Here, -d runs the container in detached mode (in the background), -p 80:8080 maps port 80 on your host machine to port 8080 inside the container (where your app is listening), and --name my-running-app gives your container a recognizable name. You can now access your application by navigating to http://localhost in your browser.

The problem this solves is the "it works on my machine" syndrome. Docker containers encapsulate your application and its dependencies, ensuring a consistent environment from development to production. This dramatically reduces deployment failures and simplifies environment management. Instead of meticulously configuring servers, you’re managing containers, which are lightweight, portable, and disposable.

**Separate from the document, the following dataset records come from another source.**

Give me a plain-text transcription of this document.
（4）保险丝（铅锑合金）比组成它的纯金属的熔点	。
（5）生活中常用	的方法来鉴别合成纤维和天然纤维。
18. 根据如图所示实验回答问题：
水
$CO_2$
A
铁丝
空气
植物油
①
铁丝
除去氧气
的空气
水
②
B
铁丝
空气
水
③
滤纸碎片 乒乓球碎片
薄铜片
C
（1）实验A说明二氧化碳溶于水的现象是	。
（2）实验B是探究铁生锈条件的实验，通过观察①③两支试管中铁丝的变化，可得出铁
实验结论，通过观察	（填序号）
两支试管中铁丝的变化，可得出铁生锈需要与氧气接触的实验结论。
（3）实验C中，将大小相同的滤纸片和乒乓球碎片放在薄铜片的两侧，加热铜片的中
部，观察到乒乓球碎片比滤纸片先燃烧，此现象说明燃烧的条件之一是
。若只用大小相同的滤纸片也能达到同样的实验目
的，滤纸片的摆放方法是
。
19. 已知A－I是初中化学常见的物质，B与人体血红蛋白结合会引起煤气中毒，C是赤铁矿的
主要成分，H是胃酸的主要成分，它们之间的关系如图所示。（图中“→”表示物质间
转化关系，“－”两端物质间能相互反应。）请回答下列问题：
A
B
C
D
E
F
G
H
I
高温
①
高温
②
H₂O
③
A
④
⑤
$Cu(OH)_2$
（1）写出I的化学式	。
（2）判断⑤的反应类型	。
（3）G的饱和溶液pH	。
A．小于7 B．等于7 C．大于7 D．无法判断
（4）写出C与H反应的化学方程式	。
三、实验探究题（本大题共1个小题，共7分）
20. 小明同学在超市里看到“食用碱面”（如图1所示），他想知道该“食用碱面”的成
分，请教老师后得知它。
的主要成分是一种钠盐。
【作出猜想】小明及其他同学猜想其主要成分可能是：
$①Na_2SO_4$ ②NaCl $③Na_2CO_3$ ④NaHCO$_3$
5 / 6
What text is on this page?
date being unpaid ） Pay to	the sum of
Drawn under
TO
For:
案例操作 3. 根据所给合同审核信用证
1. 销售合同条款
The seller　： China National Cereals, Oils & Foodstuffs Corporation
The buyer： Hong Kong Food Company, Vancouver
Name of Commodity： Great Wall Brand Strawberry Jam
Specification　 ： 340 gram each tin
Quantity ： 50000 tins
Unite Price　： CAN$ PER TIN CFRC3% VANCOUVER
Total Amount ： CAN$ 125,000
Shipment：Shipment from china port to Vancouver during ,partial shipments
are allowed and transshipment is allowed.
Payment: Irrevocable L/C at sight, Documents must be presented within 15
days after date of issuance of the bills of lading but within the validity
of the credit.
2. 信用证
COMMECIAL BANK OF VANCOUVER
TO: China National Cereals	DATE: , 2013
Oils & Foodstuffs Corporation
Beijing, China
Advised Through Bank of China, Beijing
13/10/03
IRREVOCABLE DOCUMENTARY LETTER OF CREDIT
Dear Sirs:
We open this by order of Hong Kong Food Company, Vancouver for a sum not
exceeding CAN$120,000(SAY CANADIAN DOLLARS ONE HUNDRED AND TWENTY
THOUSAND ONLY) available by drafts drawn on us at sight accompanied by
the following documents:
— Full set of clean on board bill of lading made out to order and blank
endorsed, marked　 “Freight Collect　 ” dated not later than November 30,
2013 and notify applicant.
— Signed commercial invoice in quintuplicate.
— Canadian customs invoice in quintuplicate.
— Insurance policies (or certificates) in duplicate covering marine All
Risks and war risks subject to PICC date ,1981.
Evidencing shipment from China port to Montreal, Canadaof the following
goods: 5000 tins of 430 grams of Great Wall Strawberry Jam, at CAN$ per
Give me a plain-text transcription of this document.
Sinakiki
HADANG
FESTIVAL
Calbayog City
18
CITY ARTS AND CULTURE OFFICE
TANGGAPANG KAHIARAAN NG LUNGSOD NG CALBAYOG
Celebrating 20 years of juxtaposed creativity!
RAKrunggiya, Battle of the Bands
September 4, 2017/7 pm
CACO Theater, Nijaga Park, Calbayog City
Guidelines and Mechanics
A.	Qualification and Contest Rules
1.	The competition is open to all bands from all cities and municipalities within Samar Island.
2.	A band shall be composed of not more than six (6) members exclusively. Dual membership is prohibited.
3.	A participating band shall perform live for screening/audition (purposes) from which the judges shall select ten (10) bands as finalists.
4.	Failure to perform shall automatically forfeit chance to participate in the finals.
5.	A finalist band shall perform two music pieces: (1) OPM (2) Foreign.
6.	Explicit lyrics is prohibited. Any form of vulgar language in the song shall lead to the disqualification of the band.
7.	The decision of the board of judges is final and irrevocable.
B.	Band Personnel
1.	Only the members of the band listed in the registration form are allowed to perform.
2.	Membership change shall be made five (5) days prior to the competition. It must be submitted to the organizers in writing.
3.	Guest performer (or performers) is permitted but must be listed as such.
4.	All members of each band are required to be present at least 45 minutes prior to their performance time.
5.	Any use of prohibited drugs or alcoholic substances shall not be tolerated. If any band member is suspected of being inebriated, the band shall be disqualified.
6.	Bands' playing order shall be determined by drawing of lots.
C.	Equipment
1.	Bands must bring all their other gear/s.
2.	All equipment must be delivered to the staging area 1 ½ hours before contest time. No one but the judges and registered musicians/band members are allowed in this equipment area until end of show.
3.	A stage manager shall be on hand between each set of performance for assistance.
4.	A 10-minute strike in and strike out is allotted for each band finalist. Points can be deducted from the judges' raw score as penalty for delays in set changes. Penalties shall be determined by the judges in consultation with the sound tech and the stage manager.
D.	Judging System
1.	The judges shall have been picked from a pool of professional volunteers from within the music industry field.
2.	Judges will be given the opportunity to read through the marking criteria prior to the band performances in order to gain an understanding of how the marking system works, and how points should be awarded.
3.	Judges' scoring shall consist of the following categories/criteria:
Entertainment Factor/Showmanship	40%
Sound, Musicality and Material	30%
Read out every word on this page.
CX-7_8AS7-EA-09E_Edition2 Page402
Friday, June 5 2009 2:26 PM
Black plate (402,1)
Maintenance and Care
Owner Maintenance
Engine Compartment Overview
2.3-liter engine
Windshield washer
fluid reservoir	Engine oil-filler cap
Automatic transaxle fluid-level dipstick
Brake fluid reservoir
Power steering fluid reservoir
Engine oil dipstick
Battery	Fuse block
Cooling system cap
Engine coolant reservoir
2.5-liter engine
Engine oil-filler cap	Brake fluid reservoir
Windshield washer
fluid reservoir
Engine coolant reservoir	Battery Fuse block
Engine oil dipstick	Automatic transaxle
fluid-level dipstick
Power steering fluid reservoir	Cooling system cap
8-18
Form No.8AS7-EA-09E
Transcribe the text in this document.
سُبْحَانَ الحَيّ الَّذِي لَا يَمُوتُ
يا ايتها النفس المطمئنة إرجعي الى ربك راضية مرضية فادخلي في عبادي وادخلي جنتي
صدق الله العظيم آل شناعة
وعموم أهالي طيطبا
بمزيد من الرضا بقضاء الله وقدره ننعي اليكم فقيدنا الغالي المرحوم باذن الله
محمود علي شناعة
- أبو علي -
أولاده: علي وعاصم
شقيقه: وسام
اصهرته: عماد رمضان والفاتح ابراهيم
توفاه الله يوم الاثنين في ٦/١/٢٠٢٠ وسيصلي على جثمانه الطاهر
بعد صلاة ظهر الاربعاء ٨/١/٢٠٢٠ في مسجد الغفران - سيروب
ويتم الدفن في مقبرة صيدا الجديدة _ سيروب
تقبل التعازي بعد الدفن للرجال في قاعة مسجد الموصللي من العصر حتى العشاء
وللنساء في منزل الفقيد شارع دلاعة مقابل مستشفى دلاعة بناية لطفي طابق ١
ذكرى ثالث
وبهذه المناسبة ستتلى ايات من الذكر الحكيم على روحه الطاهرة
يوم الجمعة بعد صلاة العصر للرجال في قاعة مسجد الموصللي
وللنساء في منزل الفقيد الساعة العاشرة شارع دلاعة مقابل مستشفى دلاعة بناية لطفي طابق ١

Internally, Docker creates isolated environments. When you run a container, it gets its own filesystem, network interface, and process space. The base image you start with provides the operating system and .NET runtime. Your application code and its specific dependencies are layered on top. When you publish your .NET app, you’re generating a self-contained deployment that includes the .NET runtime if you’re not using a framework-dependent deployment. The aspnet:8.0 image already has the .NET 8 runtime, so we only need to copy our published app binaries.

The exact levers you control are primarily in your Dockerfile. You choose the base image (e.g., mcr.microsoft.com/dotnet/sdk:8.0 vs. mcr.microsoft.com/dotnet/aspnet:8.0), how you copy your build artifacts, the ENTRYPOINT command, and environment variables. For production, you’ll also be concerned with optimizing the image size by using slim base images and multi-stage builds, and securing the image by running as a non-root user. You can also configure health checks to ensure your container is actually running correctly.

The most surprising thing is that the ENTRYPOINT command in your Dockerfile is not just a startup script; it’s the primary process that runs inside the container. If that process exits, the container stops. This is why simple CMD directives that just run a shell command might not be what you want for a long-running service; the shell process would exit, and so would your container. You need to ensure your ENTRYPOINT is a process that keeps running, like your ASP.NET Core application.

When you’re ready to scale, you’ll move beyond single-host Docker and look into orchestration platforms like Kubernetes or Docker Swarm.